How To Choose A Life Insurance Company
Many insurance companies in the marketplace offer both term life insurance and whole life insurance. Before you start shopping for the best company, you want to have done some homework about your individual needs. Then you can begin to shop for the different brands to select one that offers the best options and the best rates too.
These companies have some of the largest market share in writing life insurance policies:
- Northwestern Mutual
- New York Life Insurance Company
- Lincoln Financial Group
- John Hancock
- State Farm
It makes sense to start your research with a company that writes many policies. As you research your insurance company, you want to make sure they have a firm financial standing. You want to know you are handing off your premiums to a company that will be able to pay the death benefits down the road. You also want to do a little homework on the insurance company’s customer service. Find an insurance agent who will help guide you through the process.
Types Of Term Life Insurance
You’ve already considered many of the facets of term life insurance. While generally, term life insurance is less complicated than whole life, there are a few types to consider.
Level-Premium Term Life Insurance
Level-premium term life is the most common type of term insurance. This simply means that the premium remains the same for the entire term of the coverage. If you die during the term of the insurance, the pre-established death benefits will be paid out. People like this option because it’s the most economical, and then you can plan and know what the premiums will be through the life term of the insurance.
Renewable Term Life
You probably already thought it, what happens if I’m still alive and my term insurance expires? Some term policies allow you to renew them when the term expires. Often people who opt for shorter times will pay more for the renewable option. If you anticipate wanting to renew, ask your insurer about this option upfront. They should be able to quote your rates. You should be prepared that your premium is likely to increase if you do a renewal.
Decreasing Term Life
Decreasing term life works as the name suggests. The death benefit drops over the term of the insurance. You might opt for this option when you know certain debts will be paid off during the policy’s life.

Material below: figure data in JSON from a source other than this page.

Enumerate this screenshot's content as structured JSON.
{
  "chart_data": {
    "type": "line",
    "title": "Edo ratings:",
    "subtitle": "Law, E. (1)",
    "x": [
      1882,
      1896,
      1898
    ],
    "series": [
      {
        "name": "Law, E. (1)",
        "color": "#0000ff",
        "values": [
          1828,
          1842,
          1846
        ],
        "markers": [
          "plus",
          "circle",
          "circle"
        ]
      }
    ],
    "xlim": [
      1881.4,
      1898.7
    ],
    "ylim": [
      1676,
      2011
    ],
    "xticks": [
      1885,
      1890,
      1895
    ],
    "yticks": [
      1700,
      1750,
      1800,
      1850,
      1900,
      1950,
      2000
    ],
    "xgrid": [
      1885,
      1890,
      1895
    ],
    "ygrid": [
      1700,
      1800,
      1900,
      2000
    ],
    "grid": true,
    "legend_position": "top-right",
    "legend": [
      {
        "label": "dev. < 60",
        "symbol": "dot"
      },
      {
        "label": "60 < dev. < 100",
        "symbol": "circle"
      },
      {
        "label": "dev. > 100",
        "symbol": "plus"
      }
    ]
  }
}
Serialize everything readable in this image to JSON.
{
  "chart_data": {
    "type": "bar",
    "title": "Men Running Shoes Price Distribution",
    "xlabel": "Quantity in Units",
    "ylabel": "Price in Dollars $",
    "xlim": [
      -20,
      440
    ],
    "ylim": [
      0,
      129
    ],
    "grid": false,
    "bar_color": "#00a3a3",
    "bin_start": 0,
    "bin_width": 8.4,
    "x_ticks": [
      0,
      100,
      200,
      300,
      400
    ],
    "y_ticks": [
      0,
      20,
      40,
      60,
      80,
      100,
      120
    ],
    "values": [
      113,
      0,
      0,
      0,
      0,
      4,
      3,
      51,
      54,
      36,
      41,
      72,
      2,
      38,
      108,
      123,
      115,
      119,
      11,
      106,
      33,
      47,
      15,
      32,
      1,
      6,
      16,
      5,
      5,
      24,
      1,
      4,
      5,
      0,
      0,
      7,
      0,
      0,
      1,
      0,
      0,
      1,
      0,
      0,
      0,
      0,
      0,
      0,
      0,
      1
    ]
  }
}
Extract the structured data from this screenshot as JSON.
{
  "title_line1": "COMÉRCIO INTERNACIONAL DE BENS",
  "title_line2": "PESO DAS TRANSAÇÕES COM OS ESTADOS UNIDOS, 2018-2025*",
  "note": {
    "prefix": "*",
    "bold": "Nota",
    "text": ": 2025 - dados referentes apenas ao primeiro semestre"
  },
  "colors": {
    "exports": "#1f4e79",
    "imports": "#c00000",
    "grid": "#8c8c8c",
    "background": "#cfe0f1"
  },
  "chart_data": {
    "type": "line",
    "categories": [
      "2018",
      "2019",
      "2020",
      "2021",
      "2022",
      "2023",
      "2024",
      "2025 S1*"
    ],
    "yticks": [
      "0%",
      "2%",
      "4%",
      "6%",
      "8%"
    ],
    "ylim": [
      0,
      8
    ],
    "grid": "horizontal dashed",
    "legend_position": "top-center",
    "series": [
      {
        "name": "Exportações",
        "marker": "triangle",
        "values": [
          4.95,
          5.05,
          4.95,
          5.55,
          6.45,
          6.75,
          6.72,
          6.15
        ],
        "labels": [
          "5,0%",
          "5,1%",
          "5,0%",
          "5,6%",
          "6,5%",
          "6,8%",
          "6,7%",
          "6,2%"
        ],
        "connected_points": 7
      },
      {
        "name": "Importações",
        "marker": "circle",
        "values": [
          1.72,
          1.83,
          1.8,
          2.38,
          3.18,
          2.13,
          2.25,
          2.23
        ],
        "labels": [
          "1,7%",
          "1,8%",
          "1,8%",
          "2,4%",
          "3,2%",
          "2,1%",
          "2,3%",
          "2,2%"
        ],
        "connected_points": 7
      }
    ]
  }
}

For example, maybe you only have 10 years left to pay off your mortgage. But you will still have kids in college for an additional ten years after you pay off the mortgage. You might opt for a decreasing benefit since your beneficiaries would need less once the mortgage is paid off.
Term life insurance is generally pretty straightforward. Yet, there are some policy options to consider. Some policies come with these options, while others would require you to have a rider added to your policy to take advantage of the features below. Again, have you wondered what happens if I outlive my term life insurance? Some policies allow for a rider called a return of premium. This means that if you outlive your term life insurance, your premiums can be returned to you. While this might sound lucrative, be prepared to pay more for the premiums.
Another option to consider asking about is the accelerated death benefits. The accelerated death benefits can be paid out if you become terminally ill and are expected to die within a short period. Often a percentage of the benefit is paid. The benefit to this rider is to cover some illness and end of life expenses.
Deciding On Term Life Insurance For Your Family
While nobody wants to imagine the end of their life, it can be comforting to know that if you are unable to care for your family, the death benefits from the life insurance you purchased will help care for them. Use this information to find the best term life insurance for you and your family.